Some very famous names, such as the 11-time world champion Kelly Slater, are known to love and visit Martha Lavinia Beach.
#5 – Cactus – Great Australian Bight, South Australia
Located on the remote edge of the Nullarbor Plain, this bay is home to South Australia’s best surf breaks, and has attracted surfers since the early 1960s, when these magnificent waves were actually discovered.
Back then, the first surfers faced some serious dangers, and they were not caused only by the large waves.
The heat, the extremely cold nights, the flies, mouse plagues and dangerously large sharks, were just some of the threats they faced.
But, fifty years later, Cactus, and its neighbouring breaks, Caves and Castles, are still one of the most beloved surfing locations in Australia.
Despite all the danger that comes from the wild sea, the big crashing waves, the sharks and what ever else lurks beneath those churning waves, surfers still come and fearlessly jump into those waters with little reservation.
Their love of the waves is apparently larger than their fear of being eaten by sharks.
#6 – Rottnest Island – Western Australia
We took off from the mainland to an actual island with furry animals that may be completely weird and unknown to you, if you are not a native Aussie.
The amazing thing here is that cars are not allowed, so if you want to roam around the island you will have to take your bicycle.

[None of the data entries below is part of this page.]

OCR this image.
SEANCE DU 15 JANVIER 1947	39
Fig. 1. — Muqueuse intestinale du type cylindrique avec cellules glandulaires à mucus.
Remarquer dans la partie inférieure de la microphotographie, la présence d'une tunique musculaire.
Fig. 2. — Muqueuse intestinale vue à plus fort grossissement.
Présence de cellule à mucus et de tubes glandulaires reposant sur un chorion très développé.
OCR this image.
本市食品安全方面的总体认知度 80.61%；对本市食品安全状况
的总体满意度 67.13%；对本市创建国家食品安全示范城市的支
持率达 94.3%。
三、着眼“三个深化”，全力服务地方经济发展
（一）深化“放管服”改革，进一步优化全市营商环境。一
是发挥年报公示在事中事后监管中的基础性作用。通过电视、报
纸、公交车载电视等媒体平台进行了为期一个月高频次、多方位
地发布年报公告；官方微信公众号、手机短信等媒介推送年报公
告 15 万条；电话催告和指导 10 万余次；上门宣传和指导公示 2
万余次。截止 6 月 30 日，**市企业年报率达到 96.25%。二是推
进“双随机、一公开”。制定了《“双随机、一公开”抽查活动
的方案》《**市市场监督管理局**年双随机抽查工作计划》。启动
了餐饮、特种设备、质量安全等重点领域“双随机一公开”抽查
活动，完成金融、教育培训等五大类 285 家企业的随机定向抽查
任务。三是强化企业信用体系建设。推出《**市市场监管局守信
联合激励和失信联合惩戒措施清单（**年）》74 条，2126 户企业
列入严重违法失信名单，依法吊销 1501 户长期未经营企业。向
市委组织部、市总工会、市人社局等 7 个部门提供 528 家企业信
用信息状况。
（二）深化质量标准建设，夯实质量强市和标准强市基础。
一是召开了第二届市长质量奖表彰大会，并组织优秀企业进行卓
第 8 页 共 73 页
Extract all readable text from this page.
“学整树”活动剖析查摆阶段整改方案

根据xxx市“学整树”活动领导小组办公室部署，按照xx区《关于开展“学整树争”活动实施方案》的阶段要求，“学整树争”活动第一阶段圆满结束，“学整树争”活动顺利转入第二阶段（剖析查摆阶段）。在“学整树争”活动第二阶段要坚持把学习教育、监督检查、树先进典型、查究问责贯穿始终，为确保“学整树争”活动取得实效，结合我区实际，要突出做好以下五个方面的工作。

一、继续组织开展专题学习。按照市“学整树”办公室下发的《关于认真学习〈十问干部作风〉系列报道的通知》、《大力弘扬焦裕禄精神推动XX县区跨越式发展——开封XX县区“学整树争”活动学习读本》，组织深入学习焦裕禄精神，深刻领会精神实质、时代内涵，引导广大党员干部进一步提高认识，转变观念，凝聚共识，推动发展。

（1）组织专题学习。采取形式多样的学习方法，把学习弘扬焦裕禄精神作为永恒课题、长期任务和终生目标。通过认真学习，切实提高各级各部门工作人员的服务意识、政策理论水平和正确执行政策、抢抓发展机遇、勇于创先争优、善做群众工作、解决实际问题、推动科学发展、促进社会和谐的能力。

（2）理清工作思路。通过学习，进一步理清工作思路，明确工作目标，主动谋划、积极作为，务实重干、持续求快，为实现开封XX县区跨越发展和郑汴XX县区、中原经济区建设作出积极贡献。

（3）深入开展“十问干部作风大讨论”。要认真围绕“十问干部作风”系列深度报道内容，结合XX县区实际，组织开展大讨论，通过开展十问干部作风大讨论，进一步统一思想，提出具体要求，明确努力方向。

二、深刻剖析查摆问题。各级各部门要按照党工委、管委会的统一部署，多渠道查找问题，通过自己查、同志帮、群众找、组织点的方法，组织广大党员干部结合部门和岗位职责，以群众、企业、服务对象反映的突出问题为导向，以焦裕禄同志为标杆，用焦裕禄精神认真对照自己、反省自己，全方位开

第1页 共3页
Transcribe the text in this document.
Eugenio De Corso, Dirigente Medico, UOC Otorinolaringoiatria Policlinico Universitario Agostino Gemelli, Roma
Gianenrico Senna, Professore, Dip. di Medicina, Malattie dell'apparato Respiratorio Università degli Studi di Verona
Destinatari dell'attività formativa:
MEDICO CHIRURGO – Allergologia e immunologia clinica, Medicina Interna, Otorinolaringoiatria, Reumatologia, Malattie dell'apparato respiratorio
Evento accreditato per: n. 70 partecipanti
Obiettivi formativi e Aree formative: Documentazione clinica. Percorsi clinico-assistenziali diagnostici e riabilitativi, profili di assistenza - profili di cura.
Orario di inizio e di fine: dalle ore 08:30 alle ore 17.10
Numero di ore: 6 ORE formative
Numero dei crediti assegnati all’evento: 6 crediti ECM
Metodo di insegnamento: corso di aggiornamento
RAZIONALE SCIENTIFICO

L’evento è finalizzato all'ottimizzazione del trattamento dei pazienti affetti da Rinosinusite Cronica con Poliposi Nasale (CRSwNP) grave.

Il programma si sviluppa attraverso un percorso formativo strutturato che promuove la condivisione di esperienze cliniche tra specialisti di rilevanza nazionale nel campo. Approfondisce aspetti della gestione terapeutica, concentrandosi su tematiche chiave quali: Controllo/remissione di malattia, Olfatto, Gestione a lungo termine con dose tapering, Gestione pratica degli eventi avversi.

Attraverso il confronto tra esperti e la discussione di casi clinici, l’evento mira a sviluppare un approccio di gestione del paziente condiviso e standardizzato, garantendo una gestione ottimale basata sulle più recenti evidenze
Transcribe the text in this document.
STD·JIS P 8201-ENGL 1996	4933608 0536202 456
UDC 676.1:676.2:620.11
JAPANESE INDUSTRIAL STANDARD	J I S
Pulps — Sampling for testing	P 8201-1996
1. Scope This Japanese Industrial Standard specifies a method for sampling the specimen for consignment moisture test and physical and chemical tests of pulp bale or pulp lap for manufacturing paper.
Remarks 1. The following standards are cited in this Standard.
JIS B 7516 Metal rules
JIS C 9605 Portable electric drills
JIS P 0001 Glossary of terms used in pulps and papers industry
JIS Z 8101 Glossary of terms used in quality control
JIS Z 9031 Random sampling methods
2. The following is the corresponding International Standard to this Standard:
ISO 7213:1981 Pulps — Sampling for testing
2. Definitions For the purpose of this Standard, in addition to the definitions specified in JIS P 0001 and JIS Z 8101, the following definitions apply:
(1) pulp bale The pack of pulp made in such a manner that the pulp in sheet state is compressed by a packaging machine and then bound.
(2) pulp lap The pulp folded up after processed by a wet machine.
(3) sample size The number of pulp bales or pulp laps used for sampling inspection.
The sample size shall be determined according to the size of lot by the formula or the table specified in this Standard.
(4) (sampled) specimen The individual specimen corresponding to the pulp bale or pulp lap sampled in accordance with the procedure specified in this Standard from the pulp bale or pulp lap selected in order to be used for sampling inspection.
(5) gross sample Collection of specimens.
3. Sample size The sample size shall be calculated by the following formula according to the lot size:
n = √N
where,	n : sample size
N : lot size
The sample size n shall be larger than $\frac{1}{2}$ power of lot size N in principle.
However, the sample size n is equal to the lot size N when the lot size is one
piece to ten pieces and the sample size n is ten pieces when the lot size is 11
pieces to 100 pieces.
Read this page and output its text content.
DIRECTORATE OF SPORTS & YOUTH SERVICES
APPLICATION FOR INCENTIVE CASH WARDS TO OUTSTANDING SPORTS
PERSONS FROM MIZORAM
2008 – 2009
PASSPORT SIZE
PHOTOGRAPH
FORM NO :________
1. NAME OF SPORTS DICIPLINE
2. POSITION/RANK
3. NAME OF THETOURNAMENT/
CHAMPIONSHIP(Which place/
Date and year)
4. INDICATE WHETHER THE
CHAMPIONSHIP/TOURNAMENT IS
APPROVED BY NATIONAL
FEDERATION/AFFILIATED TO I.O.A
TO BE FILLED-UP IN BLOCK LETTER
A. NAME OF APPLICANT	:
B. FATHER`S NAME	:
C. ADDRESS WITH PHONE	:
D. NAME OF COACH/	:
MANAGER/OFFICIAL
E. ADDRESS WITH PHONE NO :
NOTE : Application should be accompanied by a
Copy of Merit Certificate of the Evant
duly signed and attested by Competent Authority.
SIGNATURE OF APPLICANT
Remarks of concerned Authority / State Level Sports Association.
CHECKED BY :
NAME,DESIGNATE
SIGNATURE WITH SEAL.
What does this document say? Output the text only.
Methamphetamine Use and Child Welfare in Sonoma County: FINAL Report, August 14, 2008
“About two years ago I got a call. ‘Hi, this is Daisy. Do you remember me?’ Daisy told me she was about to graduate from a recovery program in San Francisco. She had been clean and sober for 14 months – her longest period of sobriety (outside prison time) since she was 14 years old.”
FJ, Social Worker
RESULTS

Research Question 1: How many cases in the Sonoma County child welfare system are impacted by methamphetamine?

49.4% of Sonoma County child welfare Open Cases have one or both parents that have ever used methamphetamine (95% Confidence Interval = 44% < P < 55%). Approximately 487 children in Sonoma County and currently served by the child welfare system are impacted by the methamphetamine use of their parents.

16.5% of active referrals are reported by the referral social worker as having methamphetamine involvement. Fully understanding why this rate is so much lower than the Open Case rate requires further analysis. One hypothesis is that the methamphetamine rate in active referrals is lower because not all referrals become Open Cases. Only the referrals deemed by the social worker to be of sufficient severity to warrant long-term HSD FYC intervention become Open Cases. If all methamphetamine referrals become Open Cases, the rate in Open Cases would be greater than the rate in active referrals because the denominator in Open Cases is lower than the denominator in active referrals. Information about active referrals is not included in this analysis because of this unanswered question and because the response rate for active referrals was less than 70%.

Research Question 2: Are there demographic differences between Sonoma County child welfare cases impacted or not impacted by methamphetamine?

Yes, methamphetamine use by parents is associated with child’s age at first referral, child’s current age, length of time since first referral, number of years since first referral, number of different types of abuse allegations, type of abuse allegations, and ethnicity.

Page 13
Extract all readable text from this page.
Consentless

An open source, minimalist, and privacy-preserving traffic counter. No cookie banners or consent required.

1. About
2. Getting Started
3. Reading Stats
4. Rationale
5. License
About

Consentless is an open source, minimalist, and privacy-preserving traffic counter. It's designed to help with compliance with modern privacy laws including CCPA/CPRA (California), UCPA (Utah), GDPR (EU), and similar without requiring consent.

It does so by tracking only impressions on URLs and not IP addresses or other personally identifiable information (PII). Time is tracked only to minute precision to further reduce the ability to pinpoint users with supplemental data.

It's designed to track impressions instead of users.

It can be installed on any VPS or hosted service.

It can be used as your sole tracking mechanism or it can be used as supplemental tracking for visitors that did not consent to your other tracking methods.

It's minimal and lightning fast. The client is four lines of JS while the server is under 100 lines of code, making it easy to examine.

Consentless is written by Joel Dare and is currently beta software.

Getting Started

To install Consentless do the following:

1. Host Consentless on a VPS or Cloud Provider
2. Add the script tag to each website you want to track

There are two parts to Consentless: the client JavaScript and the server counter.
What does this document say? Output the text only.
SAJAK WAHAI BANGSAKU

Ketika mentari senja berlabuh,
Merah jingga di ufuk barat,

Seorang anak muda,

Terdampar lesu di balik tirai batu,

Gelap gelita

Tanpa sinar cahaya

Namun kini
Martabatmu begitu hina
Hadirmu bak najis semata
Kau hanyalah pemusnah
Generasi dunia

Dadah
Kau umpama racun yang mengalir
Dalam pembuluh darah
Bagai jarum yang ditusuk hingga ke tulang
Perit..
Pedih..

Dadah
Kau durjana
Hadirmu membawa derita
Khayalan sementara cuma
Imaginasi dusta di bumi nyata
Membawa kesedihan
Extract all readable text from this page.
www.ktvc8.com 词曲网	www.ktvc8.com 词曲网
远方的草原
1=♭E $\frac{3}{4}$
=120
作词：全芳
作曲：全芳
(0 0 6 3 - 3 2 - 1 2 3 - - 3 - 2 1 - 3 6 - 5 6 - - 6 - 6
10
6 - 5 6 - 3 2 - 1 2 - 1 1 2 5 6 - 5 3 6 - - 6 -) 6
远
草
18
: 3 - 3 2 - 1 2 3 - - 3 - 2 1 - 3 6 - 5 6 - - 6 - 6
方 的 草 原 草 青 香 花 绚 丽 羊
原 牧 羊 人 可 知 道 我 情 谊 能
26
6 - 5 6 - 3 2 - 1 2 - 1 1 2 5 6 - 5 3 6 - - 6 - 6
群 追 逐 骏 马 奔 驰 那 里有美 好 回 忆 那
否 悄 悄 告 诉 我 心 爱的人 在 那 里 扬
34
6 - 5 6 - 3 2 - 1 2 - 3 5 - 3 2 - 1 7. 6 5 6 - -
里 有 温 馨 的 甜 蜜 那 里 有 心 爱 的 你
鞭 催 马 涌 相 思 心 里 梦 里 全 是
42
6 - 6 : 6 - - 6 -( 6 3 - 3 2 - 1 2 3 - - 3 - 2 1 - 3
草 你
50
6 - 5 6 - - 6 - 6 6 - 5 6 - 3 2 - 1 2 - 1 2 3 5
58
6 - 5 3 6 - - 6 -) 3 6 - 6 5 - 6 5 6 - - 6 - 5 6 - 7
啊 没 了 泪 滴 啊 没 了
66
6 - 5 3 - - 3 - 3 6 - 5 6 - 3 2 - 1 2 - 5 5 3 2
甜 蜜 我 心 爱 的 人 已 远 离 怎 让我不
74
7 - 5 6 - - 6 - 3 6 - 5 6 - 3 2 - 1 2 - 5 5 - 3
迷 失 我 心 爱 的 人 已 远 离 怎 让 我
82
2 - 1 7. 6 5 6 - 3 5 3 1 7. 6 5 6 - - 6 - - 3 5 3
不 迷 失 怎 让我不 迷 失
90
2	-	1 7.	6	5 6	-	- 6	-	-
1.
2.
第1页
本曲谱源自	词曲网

Besides authentic nature and animals, the waves are the other huge attraction.
Here the waves explode onto a barely covered reef, and if you are a beginner it might scare you, but if you are an addict, you won’t’ be able to stop yourself from jumping right in.
Make sure to go to the famous Chicken Reef. Offshore winds come from the north northeast, and the reef breaks left.
Here, it is very unlikely to be too crowded, even when the surf is up, perhaps because this reef is known to have lots of rocks and sharks.
It is risky and dangerous, but isn’t that why you came here in the first place?
Surfers often go to Rottnest Island because the waves there are often two to three feet larger than those at Perth beaches.
When you get your guide to the Island’s surf breaks, make sure you have your bike if you actually want to see the island, and of course don’t forget your board.
Worth your time are also Strickland Bay, Salmon Bay and Stark Bay – all part of Rottnest Island.
These are fairly popular breaks for surfers, body-boarders, and stand-up paddle boarders.
Strickland Bay is so popular, that it made it to the top 50 breaks in the world.